Walter Kelley

Personal information
- Born: February 18, 1907 Brooklyn, New York
- Died: March 1, 2000 (aged 93) Coral Gables, Florida
- Occupations: Jockey, Trainer

Horse racing career
- Sport: Horse racing

Major racing wins
- Ardsley Handicap (1942) Eastern Shore Handicap (1942) Remsen Stakes (1942) Miami Beach Handicap (1944) Fashion Stakes (1951) National Stallion Stakes (filly division) (1951) Garden State Stakes (1955) Hawthorne Gold Cup Handicap (1959) Suwannee River Handicap (1959) New York Stakes (1960) Manhattan Handicap (1961) Sanford Stakes (1962) Gallant Fox Handicap (1963) Forego Handicap (1985) Mohawk Stakes (1978) Bay Shore Handicap (1979) Discovery Handicap (1979) Jamaica Handicap (1979) Keystone Stakes (1979) Palisades Handicap (1979) Hialeah Sprint Championship Handicap (1980) Tallahassee Handicap (1980)

Significant horses
- Belle's Gold, Blue Swords, Day Court, John's Treasure, Nickel Boy, Oil Rich, Prince John, Rash Prince, Ziggy's Boy

= Walter A. Kelley =

American horse racing trainer

Walter Aloysius Kelley (February 18, 1907 - March 1, 2000) was an American Thoroughbred horse racing trainer. Although he began his career as a jockey, he is best known as a trainer who first operated a public stable in 1930 and whose career saw him have second-place finishers in each of the U.S. Triple Crown races.

==Racing career==
Walter Kelley began his career as a jockey, riding in California where he got his first win in 1922 at Tanforan Racetrack.
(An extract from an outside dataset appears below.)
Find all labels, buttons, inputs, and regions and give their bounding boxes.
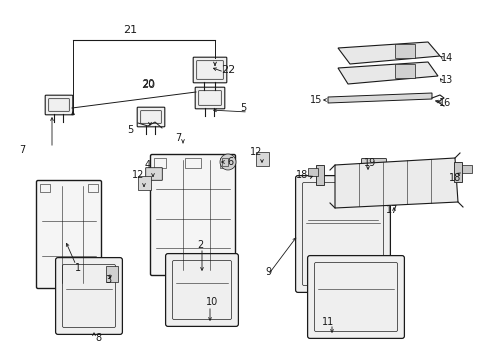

===Triple Crown results===
In 1942 and 1943, Walter Kelley trained Blue Swords for Akron, Ohio radio station owner Allen T. Simmons. Under future U.S. Racing Hall of Fame jockey Johnny Adams, Blue Swords would finish second in both the Kentucky Derby and the Preakness Stakes to eventual U.S. Triple Crown winner Count Fleet.

Forty-three years later when Walter Kelley was 79 years old, he saddled his first Belmont Stakes runner. John's Treasure, owned by Dallas, Texas businessman John R. Murrell, finished second to winner Danzig Connection but ahead of 1986 Kentucky Derby winner Ferdinand. The tragic ending of Ferdinand in a Japanese slaughterhouse would be a catalyst for passionate owner John Murrell to provide substantial funding to rescue racehorses from that ending.

Walter Kelley was living in Coral Gables, Florida at the time of his passing at age ninety-three.